Blog

Probabilistic Attribution: When It Still Wins

Lakshith Dinesh

Lakshith Dinesh

Head of Growth, Linkrunner

Probabilistic Attribution: When It Still Wins

Probabilistic attribution does not have a clean reputation. Apple's App Tracking Transparency framework limits it on iOS. Deterministic identifiers feel more accurate. Most teams have been told to lean on SKAN instead. None of that means probabilistic attribution is dead.

In practice, the model still has channels and cohorts where it is the only one delivering a number a marketer can act on. Android remains advertising-ID-accessible by default. iOS has large non-ATT cohorts where deterministic identifiers are unavailable but a probabilistic match is still defensible. Offline, OOH, podcast, and programmatic open exchange traffic was never deterministic in the first place.

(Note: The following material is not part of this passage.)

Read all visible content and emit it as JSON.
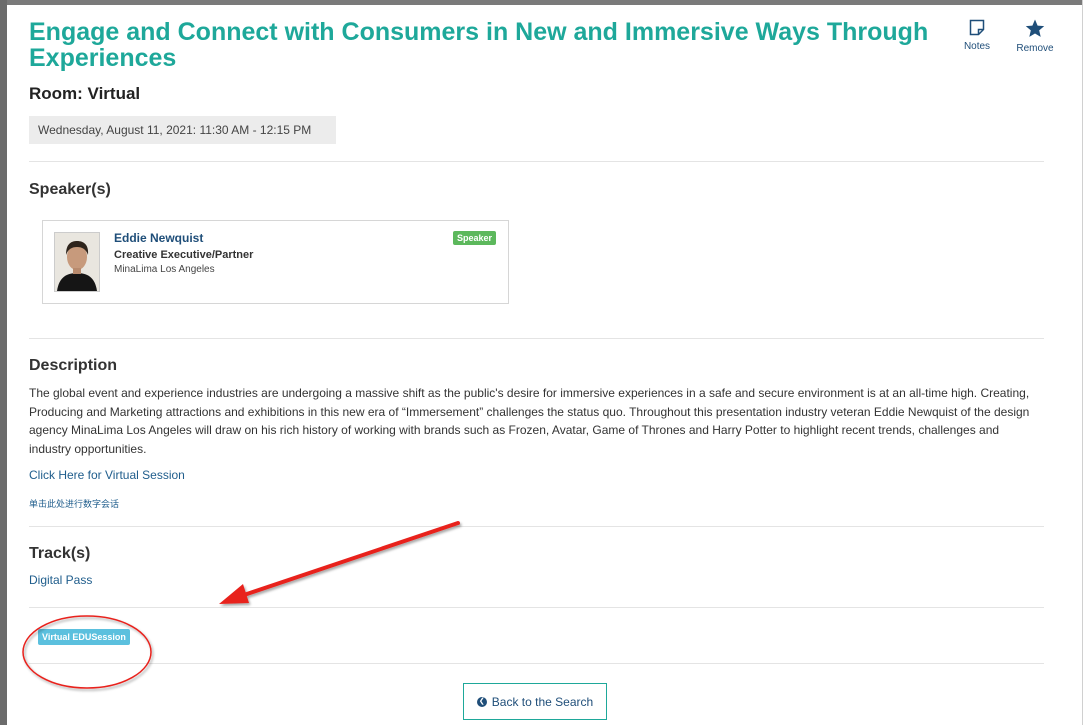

The mistake teams make is not using probabilistic attribution. It is treating a probabilistic match and a deterministic match as the same thing in reporting. Once you flag confidence tiers and report them honestly, probabilistic earns its place back in the stack.

This post walks through where probabilistic attribution still works in 2026, what accuracy to expect, and how to set up the layer correctly without misleading your finance team.

What Is Probabilistic Attribution?

Probabilistic attribution is a method that matches a click to an install using statistical signals such as device characteristics, IP ranges, and timing, returning a confidence score rather than a guaranteed link.

How it works in practice:

  • Click logs capture device profile signals at the time of the click: device model, OS version, screen size, language, region, carrier, IP range, click timestamp.

  • Install events capture the same signal set on first launch.

  • A matching algorithm calculates the probability that a given install came from a given recent click.

  • The output is a confidence score, not a binary credit.

The contrast with deterministic attribution is clean. Deterministic uses a unique identifier (GAID, IDFA, the Google Play install referrer, a signed SAN postback). The match is one-to-one and verifiable. No probability involved.

The right mental model: deterministic is "we know who clicked"; probabilistic is "the timing, device, and IP all line up, so this install is likely from this click." Both models sit alongside each other in any modern attribution stack, as the post on attribution in the current privacy landscape lays out.

Where Probabilistic Attribution Still Works in 2026

  • Android, where advertising IDs remain accessible by default and the install referrer is deterministic. Probabilistic mostly fills gaps for delayed referrer reads, sideloads, and OEM Play Store forks.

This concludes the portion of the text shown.